Harry Potter ? non, Harry Quebert

Voilà, j’ai lu La vérité sur l’affaire Harry Quebert, j’ai enfin lu ! Parce que, oui, depuis la rentrée, ou l’avant-rentrée, dès le mois d’août, on en parle, on en parle dans des articles de Facebook, sur France Culture, mes sources … Et puisqu’on en parle beaucoup, me voilà rechignant un peu, j’ai tant à lire etc …

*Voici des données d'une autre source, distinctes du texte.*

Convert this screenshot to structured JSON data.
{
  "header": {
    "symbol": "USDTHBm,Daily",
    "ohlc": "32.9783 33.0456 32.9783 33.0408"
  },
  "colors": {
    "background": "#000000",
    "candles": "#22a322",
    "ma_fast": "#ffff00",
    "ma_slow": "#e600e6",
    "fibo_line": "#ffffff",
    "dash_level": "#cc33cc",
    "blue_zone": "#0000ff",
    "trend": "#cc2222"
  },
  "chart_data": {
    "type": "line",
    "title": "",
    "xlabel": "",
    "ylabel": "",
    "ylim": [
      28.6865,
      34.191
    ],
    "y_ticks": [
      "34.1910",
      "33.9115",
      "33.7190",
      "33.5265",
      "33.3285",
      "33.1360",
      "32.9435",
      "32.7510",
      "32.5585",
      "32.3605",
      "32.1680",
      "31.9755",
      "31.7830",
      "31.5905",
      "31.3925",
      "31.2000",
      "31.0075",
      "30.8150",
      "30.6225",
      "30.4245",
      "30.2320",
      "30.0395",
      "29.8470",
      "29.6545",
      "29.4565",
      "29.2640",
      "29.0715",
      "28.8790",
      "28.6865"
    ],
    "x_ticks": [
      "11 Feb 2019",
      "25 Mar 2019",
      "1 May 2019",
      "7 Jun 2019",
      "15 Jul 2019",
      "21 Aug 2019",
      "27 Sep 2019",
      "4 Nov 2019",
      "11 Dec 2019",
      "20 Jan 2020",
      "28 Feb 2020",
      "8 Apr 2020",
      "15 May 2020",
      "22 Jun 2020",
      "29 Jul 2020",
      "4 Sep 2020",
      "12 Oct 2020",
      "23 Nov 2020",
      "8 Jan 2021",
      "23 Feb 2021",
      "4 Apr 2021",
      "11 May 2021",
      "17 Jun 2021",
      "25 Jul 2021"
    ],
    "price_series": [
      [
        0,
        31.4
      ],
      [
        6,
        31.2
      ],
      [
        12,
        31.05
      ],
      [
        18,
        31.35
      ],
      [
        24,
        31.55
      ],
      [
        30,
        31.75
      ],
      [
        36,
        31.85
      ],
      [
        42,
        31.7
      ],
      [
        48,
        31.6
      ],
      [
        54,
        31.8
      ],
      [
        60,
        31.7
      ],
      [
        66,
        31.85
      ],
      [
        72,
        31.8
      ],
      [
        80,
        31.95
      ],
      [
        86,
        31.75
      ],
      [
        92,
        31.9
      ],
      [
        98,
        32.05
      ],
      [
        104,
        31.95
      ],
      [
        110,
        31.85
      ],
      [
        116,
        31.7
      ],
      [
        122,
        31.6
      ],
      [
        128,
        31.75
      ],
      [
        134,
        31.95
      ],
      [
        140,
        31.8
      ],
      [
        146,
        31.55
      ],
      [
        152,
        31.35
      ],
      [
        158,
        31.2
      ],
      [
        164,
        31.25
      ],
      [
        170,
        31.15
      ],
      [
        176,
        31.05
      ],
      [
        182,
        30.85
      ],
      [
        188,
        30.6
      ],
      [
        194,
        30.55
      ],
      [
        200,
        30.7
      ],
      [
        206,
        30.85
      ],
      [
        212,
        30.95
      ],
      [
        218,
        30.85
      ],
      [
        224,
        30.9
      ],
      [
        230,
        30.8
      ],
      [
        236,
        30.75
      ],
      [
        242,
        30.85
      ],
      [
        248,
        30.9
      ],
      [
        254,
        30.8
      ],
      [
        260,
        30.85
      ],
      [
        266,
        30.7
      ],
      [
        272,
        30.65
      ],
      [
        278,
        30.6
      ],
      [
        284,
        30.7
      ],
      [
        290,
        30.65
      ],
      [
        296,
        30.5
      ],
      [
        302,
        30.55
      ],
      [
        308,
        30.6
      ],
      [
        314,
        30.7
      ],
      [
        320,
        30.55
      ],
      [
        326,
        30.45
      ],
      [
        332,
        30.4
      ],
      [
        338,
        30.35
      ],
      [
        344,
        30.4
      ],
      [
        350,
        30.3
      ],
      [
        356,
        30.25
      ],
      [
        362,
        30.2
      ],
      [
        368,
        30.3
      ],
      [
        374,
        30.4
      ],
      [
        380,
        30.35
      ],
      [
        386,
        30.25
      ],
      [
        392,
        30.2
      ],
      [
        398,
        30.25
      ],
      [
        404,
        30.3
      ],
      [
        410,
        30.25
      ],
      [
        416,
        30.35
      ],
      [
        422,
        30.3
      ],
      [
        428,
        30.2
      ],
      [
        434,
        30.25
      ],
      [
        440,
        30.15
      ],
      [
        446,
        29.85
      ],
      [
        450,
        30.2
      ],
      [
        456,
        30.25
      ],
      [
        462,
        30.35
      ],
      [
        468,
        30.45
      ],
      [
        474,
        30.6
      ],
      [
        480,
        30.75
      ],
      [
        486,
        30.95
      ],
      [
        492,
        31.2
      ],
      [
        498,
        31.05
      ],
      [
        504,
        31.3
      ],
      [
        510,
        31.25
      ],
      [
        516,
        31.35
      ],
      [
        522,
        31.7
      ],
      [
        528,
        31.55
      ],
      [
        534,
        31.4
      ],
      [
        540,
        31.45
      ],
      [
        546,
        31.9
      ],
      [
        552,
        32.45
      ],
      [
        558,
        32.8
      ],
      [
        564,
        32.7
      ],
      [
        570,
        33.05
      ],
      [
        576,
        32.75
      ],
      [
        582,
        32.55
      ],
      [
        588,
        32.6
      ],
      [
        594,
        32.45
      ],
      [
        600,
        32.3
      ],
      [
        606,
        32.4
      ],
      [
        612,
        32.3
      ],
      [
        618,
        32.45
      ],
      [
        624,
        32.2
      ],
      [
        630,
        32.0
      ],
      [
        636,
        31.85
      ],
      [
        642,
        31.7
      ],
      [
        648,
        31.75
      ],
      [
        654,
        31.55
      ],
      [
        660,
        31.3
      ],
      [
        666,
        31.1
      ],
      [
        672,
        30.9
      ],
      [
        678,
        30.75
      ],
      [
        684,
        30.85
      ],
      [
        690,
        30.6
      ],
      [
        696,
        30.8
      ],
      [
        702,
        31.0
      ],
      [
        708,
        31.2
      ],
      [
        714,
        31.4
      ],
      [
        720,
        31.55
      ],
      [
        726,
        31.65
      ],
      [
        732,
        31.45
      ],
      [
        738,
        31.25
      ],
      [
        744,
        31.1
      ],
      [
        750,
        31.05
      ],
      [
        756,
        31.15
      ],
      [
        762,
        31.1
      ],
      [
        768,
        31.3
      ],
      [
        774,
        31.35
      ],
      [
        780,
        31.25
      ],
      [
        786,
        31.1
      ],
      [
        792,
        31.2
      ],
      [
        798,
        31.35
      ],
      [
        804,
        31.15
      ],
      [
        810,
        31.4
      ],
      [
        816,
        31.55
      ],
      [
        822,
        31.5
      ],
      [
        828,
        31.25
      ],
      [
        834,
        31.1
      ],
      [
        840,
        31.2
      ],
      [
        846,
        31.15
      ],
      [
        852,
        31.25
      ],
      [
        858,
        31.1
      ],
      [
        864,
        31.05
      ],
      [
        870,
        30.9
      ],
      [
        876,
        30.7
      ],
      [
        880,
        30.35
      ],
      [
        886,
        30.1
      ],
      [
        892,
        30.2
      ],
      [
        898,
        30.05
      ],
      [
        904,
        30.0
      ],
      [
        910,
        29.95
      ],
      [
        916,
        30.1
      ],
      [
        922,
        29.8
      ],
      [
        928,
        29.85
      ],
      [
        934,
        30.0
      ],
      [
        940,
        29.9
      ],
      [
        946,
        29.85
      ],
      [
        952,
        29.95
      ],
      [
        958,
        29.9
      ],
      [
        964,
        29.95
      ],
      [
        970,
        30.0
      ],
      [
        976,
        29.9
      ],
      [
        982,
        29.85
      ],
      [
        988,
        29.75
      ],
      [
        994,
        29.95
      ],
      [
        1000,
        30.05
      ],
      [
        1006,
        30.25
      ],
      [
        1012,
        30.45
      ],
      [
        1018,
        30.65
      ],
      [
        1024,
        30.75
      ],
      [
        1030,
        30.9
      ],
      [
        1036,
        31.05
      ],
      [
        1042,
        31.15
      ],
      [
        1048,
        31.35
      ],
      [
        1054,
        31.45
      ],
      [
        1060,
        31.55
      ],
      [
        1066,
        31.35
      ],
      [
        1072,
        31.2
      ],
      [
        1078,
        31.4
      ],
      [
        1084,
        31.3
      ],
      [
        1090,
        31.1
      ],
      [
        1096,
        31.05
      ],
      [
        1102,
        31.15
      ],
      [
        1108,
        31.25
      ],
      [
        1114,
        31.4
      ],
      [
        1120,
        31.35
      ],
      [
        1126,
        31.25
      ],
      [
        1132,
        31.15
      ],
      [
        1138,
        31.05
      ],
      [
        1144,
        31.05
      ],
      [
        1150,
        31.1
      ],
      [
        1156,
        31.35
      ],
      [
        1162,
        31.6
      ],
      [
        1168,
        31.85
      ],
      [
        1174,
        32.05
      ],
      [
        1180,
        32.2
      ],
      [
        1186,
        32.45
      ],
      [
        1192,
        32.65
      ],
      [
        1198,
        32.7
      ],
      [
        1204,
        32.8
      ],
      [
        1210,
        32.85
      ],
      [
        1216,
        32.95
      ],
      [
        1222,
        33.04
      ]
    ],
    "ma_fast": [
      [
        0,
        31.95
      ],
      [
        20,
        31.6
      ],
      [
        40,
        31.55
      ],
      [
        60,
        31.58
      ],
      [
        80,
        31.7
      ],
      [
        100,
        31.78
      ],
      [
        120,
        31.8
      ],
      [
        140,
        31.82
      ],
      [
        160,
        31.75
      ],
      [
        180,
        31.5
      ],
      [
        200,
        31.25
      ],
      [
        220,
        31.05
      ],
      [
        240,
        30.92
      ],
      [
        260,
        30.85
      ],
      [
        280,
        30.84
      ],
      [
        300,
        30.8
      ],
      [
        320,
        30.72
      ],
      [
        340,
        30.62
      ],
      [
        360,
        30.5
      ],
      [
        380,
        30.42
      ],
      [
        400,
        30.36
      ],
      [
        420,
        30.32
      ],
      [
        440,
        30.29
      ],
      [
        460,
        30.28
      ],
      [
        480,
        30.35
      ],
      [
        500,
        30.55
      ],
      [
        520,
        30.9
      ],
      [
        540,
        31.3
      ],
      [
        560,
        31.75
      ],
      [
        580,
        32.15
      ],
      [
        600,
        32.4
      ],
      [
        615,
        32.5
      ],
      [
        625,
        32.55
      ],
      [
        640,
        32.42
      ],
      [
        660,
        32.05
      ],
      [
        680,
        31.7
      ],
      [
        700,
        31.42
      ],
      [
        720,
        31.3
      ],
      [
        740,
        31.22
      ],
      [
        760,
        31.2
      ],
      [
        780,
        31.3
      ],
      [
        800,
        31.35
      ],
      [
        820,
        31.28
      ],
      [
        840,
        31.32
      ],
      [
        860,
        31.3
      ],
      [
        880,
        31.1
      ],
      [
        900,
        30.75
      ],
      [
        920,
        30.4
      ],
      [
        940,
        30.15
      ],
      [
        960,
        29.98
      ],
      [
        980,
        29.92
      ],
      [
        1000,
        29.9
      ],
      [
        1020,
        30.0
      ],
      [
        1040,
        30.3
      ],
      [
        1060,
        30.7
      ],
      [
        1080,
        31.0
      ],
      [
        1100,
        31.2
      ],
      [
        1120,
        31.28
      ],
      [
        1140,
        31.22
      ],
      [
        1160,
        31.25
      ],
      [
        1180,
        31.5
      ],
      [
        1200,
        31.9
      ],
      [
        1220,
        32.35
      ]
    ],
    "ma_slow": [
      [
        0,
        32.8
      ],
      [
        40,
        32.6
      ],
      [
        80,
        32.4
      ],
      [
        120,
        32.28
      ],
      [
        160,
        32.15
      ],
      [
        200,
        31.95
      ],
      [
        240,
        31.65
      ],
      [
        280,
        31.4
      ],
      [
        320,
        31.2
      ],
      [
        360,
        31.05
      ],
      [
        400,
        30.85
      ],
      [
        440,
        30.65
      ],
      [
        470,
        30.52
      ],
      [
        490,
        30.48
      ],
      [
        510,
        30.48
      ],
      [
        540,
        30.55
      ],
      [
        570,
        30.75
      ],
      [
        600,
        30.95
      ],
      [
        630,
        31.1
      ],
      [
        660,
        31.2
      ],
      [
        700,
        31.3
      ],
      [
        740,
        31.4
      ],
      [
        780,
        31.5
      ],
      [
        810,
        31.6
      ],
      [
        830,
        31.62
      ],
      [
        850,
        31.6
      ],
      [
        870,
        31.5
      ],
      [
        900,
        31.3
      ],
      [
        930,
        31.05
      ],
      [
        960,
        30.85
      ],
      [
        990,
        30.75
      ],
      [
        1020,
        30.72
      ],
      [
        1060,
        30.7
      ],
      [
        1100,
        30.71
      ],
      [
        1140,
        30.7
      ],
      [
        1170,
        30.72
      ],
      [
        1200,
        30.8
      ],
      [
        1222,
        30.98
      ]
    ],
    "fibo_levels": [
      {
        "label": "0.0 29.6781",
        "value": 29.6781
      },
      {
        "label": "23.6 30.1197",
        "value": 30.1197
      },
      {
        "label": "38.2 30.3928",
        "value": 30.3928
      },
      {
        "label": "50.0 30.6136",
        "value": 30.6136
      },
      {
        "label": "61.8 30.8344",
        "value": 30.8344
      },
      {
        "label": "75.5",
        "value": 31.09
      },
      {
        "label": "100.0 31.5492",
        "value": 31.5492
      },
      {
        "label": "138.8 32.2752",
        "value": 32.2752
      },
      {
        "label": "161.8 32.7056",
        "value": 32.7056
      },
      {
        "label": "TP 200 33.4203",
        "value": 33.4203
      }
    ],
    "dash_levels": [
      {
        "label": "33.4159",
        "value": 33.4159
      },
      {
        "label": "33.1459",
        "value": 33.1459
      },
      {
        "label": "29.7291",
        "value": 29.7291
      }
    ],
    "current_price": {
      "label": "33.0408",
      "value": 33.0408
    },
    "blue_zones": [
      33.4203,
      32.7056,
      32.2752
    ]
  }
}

Le commande un beau jour, en même temps que le livre d’Echenoz, 14, que je veux lire en priorité, commandés chez Mollat puis oublié, Mollat c’est parfait mais pas très rapide. Je décide donc d’aller acheter Harry Quebert moi-même-en-librairie, pas le commander, voyons ! Et heureusement, je ne suis pas rapide non plus et les jours se passent, les semaines, pas été à Paris, je « phobe » un peu le RER. Bon, si je l’avais acheté en double, j’aurais très bien pu l’offrir, et c’est vrai que c’est un bon livre !

De petites réticences ? oui, « petites » mais vraies … et voilà, vraies, « la vérité », le grand mot est lâché, et c’est par lui que s’ouvre ce livre ! Peut-être un peu trop d’introduction, de préambules, de mises en bouche … Les cent premières pages m’ont été un peu longuettes mais l’intrigue est lancée et on suit, embarqués. Jeu de miroirs, renvois, publicité, angoisses multiples, celle de la page blanche, celle du meurtrier, de sa victime … non, pas trop présente, la victime, elle a un statut d’icône. et ça va se corser, se torsader, les ténèbres bien enténébrées mais aussi on se balade, il nous balade, le narrateur futur auteur, il nous montre l’Amérique, côte Est, l’opinion publique, les mœurs, thé glacé hot-dogs, on est plutôt sobre côté alcool, quelques canettes de bière pas plus. Un « petit » manque, un grand même, mais sans doute voulu, et tout à la fin il nous déclare qu’il part à la recherche, ou à la conquête de l’amour, cet absent-présent dont il aura été question du début à la fin mais toujours en annonçant la couleur, dérision ou utopie, illusion. Non, l’amour n’est pas le sujet du livre, et le titre le dit bien  » La vérité sur …  Et là, oui on en parle, et on le cherche la retourne, la découd, la reconstruit, profondeurs, oubli, « et la mer efface sur le sable » …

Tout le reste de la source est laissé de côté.